Lastly is the amount of time a speaker is actually dissipating the power they are provided. Most songs are only 3-4 minutes and then you stop playing for a moment. The dynamics of the song and the brief breaks in between them allow the speaker to cool down. This lengthens the amount of time you can abuse the speaker before it burns up. Unless you are in a DOOM Metal band that plays 14-minute long songs at full volume with zero dynamics, you can generally abuse a guitar speaker quite a bit. I am not saying that you can use 100 watts worth of speakers with a 200-watt amplifier, but that you need to be realistic about how you play, the volume level at which you play, and what risk you are willing to afford.
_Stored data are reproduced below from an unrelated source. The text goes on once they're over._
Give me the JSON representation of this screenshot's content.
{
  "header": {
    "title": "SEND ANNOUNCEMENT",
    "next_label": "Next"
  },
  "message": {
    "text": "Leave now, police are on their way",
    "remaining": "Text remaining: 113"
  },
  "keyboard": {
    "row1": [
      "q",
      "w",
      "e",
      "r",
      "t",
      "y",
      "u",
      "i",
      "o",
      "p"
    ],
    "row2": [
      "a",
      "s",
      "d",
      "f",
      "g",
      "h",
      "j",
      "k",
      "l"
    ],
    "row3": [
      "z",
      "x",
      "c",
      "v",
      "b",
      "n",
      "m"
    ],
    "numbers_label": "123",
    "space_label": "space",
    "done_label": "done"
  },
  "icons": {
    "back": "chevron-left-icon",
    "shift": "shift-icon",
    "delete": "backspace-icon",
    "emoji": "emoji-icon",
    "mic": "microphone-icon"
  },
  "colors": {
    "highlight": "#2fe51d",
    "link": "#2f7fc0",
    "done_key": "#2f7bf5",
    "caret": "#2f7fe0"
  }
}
In the Pro Audio world, we generally ( I say we because I am a sound engineer/technician by trade ) try not to power a speaker with any more than 75% of its peak rated power. 90% of the time, with a properly spec'd system, you don't need to go any higher than the speaker's RMS rating. I.E. the objective is to use the lowest practical amount of power as is required to produce the acoustic output you need.